Siyabonga Cwele, David Mahlobo and Bongani Bongo collapsed SSA, says witness
An unidentified witness says abuse of the agency’s mandate to enrich Jacob Zuma occurred under their leadership
Three ministers were on Wednesday fingered for actively aiding the collapse of the State Security Agency (SSA) during former president Jacob Zuma’s years.
Former state security ministers Siyabonga Cwele, David Mahlobo and Bongani Bongo were accused at the state capture commission of using the agency to advance the interests of Zuma.
This was the testimony of an SSA operative who was granted permission to testify anonymously.
The trio, said the witness, “Ms K”, enforced Zuma’s political interests in the running of the SSA.
On the ground at operational level, charged Ms K, the implementers were then special ops boss Thulani Dlomo, Moruti Nosi and former SSA director-general Arthur Fraser, among others.
Said Ms K, reading from an affidavit of another anonymous witness: “At the executive level, the abuse of SSA’s mandate occurred primarily under the political leadership of minsters Siyabonga Cwele, David Mahlobo and advocate Bongani Bongo.

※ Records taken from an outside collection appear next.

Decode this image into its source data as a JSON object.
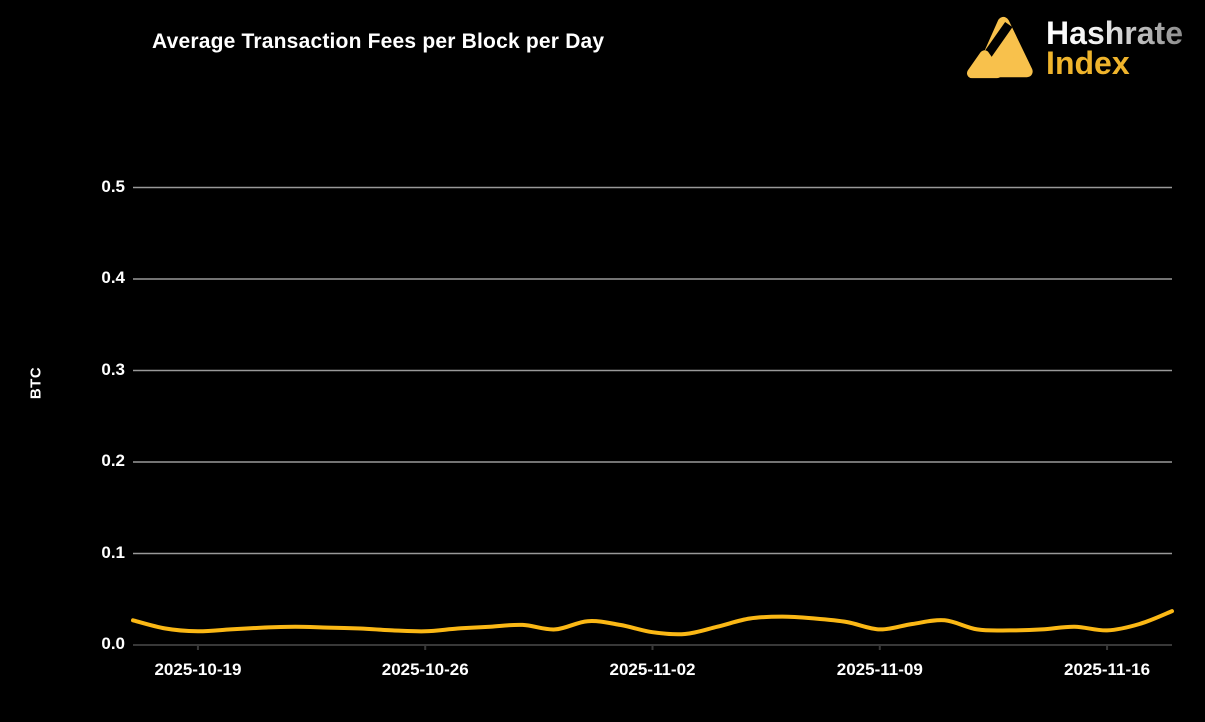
{
  "header": {
    "title": "Average Transaction Fees per Block per Day",
    "logo": {
      "brand_top": "Hashrate",
      "brand_bottom": "Index"
    }
  },
  "colors": {
    "background": "#000000",
    "title_text": "#FFFFFF",
    "axis_text": "#FFFFFF",
    "gridline": "#999999",
    "baseline": "#383838",
    "line": "#FBB815",
    "logo_mark": "#F8C14C",
    "logo_top_gradient_start": "#FFFFFF",
    "logo_top_gradient_end": "#8C8C8C",
    "logo_bottom_text": "#EFB42C"
  },
  "chart_data": {
    "type": "line",
    "title": "Average Transaction Fees per Block per Day",
    "xlabel": "",
    "ylabel": "BTC",
    "ylim": [
      0,
      0.5
    ],
    "y_ticks": [
      "0.0",
      "0.1",
      "0.2",
      "0.3",
      "0.4",
      "0.5"
    ],
    "x_tick_labels": [
      "2025-10-19",
      "2025-10-26",
      "2025-11-02",
      "2025-11-09",
      "2025-11-16"
    ],
    "grid": "horizontal-only",
    "legend_position": "none",
    "series": [
      {
        "name": "avg-transaction-fees-per-block",
        "color": "#FBB815",
        "x": [
          "2025-10-17",
          "2025-10-18",
          "2025-10-19",
          "2025-10-20",
          "2025-10-21",
          "2025-10-22",
          "2025-10-23",
          "2025-10-24",
          "2025-10-25",
          "2025-10-26",
          "2025-10-27",
          "2025-10-28",
          "2025-10-29",
          "2025-10-30",
          "2025-10-31",
          "2025-11-01",
          "2025-11-02",
          "2025-11-03",
          "2025-11-04",
          "2025-11-05",
          "2025-11-06",
          "2025-11-07",
          "2025-11-08",
          "2025-11-09",
          "2025-11-10",
          "2025-11-11",
          "2025-11-12",
          "2025-11-13",
          "2025-11-14",
          "2025-11-15",
          "2025-11-16",
          "2025-11-17",
          "2025-11-18"
        ],
        "values": [
          0.027,
          0.018,
          0.015,
          0.017,
          0.019,
          0.02,
          0.019,
          0.018,
          0.016,
          0.015,
          0.018,
          0.02,
          0.022,
          0.017,
          0.026,
          0.022,
          0.014,
          0.012,
          0.02,
          0.029,
          0.031,
          0.029,
          0.025,
          0.017,
          0.023,
          0.027,
          0.017,
          0.016,
          0.017,
          0.02,
          0.016,
          0.023,
          0.037
        ]
      }
    ]
  }
}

And this was executed and implemented primarily, although not exclusively, by Mr Moruti Nosi, ambassador Thulani Dlomo and Mr Arthur Fraser.”

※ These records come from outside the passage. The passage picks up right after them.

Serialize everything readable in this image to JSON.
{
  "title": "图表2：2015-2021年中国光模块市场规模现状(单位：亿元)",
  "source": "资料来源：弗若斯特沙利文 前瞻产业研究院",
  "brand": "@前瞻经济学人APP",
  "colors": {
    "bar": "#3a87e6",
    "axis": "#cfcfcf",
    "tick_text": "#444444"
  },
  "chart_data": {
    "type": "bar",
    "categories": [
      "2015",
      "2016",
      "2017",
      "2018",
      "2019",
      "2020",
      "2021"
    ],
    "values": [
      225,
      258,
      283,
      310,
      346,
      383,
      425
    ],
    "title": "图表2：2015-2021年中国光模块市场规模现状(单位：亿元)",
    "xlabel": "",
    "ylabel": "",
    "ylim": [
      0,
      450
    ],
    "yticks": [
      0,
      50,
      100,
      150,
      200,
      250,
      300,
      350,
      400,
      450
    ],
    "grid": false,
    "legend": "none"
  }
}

Ms K also confirmed most of the evidence led on Monday by former High-Level Review Panel chairperson Sydney Mufamadi, including abuse in setting up operations to fulfil functions that were already catered for by other departments, such as the SA Police Service (SAPS) and SA National Defence Force (SANDF).
Essentially, said Ms K, SSA created a “private force” for the protection and advancement of Zuma’s interests.

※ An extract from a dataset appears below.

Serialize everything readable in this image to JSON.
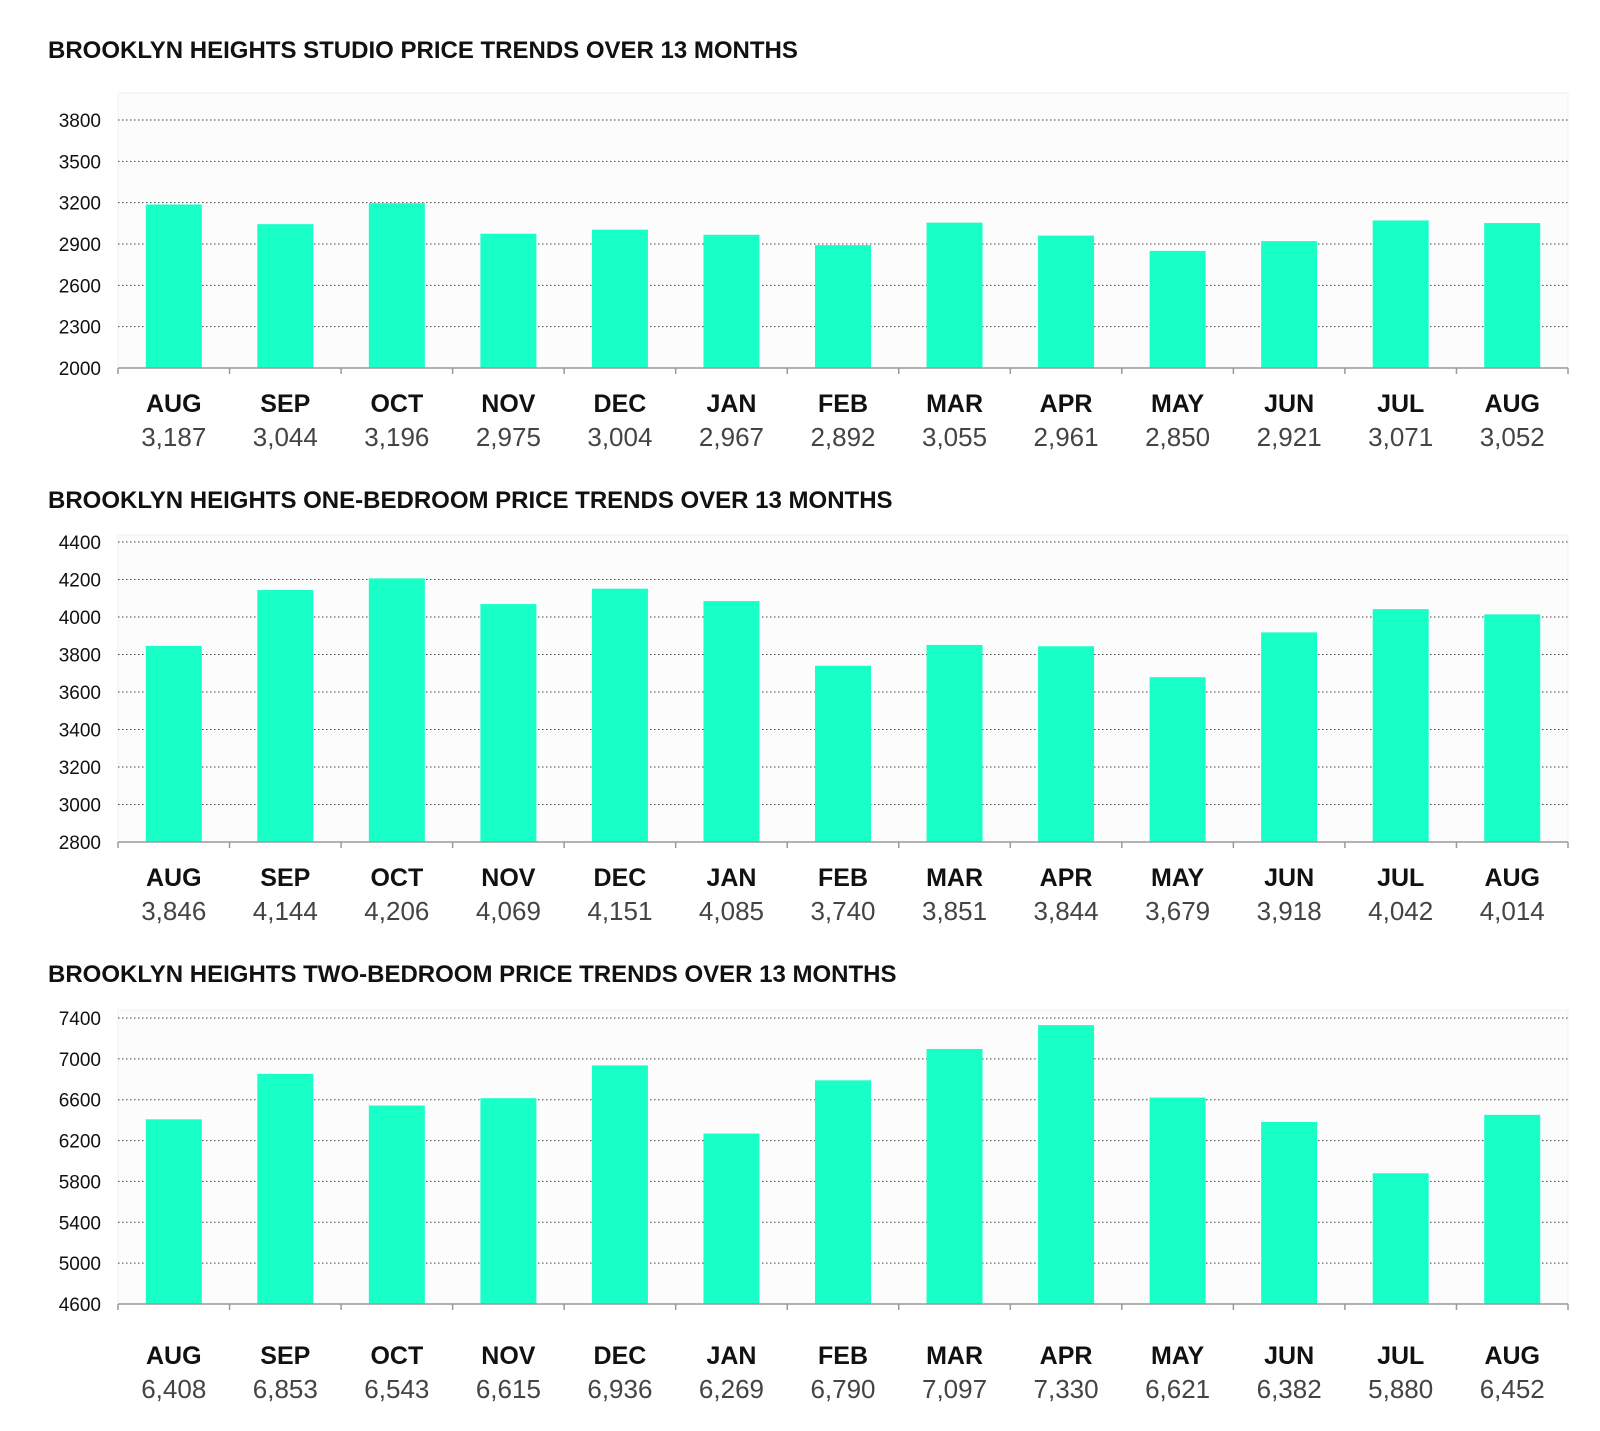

This force comprised operatives who were recruited by Dlomo before he was employed at SSA.
None of the agents were formally employed by the agency.
“The evidence at our disposal is that these people were given contracts, but when we analysed those contracts no-one had signed on behalf of SSA. I am not sure if that is legal. I do not think they were formally employed by SSA,” she said.
Despite this, the agency financed and armed this group at taxpayers’ expense. They reported to Dlomo, who sometimes gave them the green light to report to Zuma directly.
“Some people that we interviewed said they reported directly to president Zuma. One of them even said they felt powerful,” said Ms K.
Meanwhile, state security minister Ayanda Dlodlo vowed to keep a close watch on developments at the Zondo commission after her unsuccessful bid to block her department’s acting director-general (DG) from leading damning evidence against the institution.
In a statement on Wednesday, Dlodlo said she “has decided to reserve the right to file a formal substantive application to the commission”.
This was after the commission of inquiry into state capture, headed by deputy chief justice Raymond Zondo, on Tuesday threw out an application by Dlodlo to block SSA acting DG Loyiso Jafta from presenting evidence before the inquiry, arguing that allowing him to do so would compromise national security.
Zondo rejected that argument and allowed Jafta to proceed with his evidence, which painted a grim picture of the state of the SSA and how its resources, including hundreds of millions of rand, were abused for the alleged benefit of Zuma, his cronies and members of his ANC faction.
Dlodlo on Wednesday said she attempted to block Jafta from testifying because she wanted him to brief her first so she could inform President Cyril Ramaphosa on the situation. She said it was not an attempt to frustrate the commission’s work.
“Ms Dlodlo will continue to observe the proceedings of the commission as it relates to the evidence of state security personnel,” her spokesperson Mava Scott said.